“Potatoes are plants that can grow in hard earth areas to make the soil lose.”
Elgin

Este é o segundo ano que estou a cultivar uma horta. Ainda sei pouco e mesmo aquilo que pensava saber, descubro que não “sabia” realmente.
O meu principal objetivo com a horta é ter um laboratório onde posso estar em relação direta com a natureza, entrar em diálogo e criar em conjunto. Segundo o princípio da co-criação de Machaelle Wright, o espírito humano exerce a sua ação criativa declarando o propósito de um espaço e deve depois permitir que seja a natureza a orquestrar e a comunicar-lhe de que forma essa intenção se pode materializar.
Procuro entrar nesse diálogo, por enquanto apenas de forma intuitiva. Um dos principais desafios é o respeito. Poder abrir-me para sentir a horta e sentir a vida na perspetiva de cada um dos seres que a habitam. Poder abrir-me para os escutar, aprender com eles e ter a inspiração do que preciso de fazer a seguir. E no final adoro sentar-me ali ao anoitecer, na companhia cúmplice das plantinhas, a sentir como as estrelas e a lua irradiam e nutrem a todos naquele espaço.
Inspirada por algumas dicas da permacultura, planeei os cultivos de forma a incluir plantas que me ajudem a melhorar o solo, tanto em termos de nutrientes como de estrutura. Cada planta aporta algo diferente: algumas têm lançam raízes profundas que ajudam a abrir o solo, outras libertam
nutrientes, algumas atraem polinizadores, outras afastam pragas, etc.
Eu sabia isto, mas quando a Elgin escreveu num grupo de partilha sobre hortas: “Potatoes are plants that can grow in hard earth areas to make the soil lose.”, algo dentro de mim vibrou.
Numa perceção subtil o espírito da batata mostrou-se e disse-me: “Nós cumprimos funções.” Esta mensagem vinha carregada de uma alegria vibrante, uma alegria de Ser. Percebi que o nós se referia não apenas à batata, mas a todas as espécies vegetais. Como se algo as ligasse a uma mesma origem, como se proviessem de uma mesma fonte. O nós tinha imbuído uma forte vibração de pertença, a consciência de co-pertencer a um Todo, de ser esse Todo em manifestação particular.
Fiquei intrigada. Qual é essa origem comum? Qual é a raiz de onde todos provêm? Senti um corpo que se estende e cobre toda a Terra, um super-organismo que inclui toda a vida orgânica do planeta dentro de um campo de consciência unificado. Gaia! Foi então que presenciei uma sinfonia extasiante, e antes disso contemplara uma palete de cores subtis de uma beleza indescritível. Percebi que cada ser (espécie) à face da Terra é uma dessas cores ou sons, com a sua tonalidade particular, ou seja, com a sua qualidade ou função.

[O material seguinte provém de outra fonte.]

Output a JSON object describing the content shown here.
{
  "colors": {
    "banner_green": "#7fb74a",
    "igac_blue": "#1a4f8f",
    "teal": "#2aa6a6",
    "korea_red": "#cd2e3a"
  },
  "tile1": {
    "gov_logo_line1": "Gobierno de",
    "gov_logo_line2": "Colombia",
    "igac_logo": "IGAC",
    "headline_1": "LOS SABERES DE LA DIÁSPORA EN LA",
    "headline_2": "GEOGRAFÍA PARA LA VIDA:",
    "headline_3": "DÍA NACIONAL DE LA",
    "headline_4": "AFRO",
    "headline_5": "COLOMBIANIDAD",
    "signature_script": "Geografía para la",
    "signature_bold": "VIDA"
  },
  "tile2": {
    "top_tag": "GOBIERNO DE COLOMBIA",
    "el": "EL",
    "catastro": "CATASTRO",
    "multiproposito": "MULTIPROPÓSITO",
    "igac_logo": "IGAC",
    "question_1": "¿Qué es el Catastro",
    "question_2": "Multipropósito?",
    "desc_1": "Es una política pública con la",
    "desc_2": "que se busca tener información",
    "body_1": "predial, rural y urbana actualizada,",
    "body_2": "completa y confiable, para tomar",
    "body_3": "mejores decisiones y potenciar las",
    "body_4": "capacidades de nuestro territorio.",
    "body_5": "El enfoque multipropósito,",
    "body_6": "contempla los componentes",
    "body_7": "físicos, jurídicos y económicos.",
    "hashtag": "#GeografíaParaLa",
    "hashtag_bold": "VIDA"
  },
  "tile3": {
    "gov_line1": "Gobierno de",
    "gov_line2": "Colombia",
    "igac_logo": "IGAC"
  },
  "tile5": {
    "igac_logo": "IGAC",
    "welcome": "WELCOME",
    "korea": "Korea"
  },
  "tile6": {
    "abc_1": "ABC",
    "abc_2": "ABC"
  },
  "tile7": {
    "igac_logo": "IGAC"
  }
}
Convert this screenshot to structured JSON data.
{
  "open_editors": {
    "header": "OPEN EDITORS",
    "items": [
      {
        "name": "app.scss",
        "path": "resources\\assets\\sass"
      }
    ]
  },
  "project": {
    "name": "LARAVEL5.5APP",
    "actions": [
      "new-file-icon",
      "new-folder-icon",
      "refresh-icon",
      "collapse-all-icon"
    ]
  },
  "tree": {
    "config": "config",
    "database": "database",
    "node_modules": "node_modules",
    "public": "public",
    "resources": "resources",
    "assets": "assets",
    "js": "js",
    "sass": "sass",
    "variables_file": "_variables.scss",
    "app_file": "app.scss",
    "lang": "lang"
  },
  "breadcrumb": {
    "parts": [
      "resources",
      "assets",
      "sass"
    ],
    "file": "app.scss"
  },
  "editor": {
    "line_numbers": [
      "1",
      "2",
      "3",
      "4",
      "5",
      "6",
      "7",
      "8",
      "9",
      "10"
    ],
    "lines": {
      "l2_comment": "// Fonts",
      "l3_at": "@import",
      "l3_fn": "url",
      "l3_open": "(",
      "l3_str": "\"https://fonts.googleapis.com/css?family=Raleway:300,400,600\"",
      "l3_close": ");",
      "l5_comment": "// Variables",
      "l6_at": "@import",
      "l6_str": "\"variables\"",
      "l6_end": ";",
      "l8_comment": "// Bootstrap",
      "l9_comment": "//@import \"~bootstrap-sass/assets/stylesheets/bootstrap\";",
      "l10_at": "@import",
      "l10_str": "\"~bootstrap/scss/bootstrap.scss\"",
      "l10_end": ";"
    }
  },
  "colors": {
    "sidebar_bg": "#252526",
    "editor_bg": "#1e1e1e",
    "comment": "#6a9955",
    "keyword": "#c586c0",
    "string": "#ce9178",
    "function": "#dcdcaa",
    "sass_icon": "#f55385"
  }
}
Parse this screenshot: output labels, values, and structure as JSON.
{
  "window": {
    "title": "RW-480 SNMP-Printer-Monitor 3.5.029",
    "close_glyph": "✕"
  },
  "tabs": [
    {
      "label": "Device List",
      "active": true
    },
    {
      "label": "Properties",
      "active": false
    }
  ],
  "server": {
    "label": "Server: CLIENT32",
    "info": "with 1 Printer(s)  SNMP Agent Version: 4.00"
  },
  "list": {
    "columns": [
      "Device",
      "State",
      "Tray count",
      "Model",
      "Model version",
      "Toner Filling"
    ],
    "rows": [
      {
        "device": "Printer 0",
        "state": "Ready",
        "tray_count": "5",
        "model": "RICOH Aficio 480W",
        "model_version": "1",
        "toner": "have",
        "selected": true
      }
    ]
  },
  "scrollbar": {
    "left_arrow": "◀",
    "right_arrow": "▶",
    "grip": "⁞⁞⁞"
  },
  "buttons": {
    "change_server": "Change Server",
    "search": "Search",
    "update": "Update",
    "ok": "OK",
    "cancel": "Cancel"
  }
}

Da forma como percecionei, Gaia é diferente do planeta em si, habita-o. Este super-organismo da vida orgânica interage com os elementos do planeta e do cosmos. Cumpre uma função. Mas qual? Que inteligência o criou e com que propósito? E qual é a nossa função dentro desse desígnio?
Vi Gaia como um ser, feminino. Senti um fluxo de amor do meu coração para ela, que emergiu como algo natural, sem esforço. Fiquei com a impressão de que a sua consciência nos pode ajudar a compreender a função de cada coisa, mas não consegui explorar mais.
A sensação desse seu corpo, feito com cada espécie da imensa biodiversidade da Terra, é extasiante. E se cada espécie cumpre uma função, então essa espécie é uma célula ou um órgão do corpo de Gaia. Por consequência, fui levada a deduzir que a perda extensiva da biodiversidade corresponde ao colapsar das funções vitais dela.
Mas não me consegui deter em lamento, culpa ou medo. Sentia apenas o vínculo de amor e o desejo de o expandir mais. Talvez essa seja a chave: relembrar-nos do nosso amor por Gaia, por esse todo do qual também somos parte. Uma chave que nos permite abrir a compreensão e obter uma perceção justa de cada coisa, bem como daquilo que somos realmente chamados a fazer perante os
atuais desafios ecológicos.
Eu achava que sabia que as plantas cumprem diferentes funções..., sabia, mas estava a ver isso de forma egoica, ao serviço dos meus interesses, e isso é uma perceção distorcida da realidade com vastas implicações. As plantas cumprem diferentes funções, sim!, mas no super-organismo da vida orgânica da Terra, ou seja, no corpo de Gaia, do qual nós também somos parte. Esta correção de perceção é um exemplo das subtilezas que só o amor consegue revelar.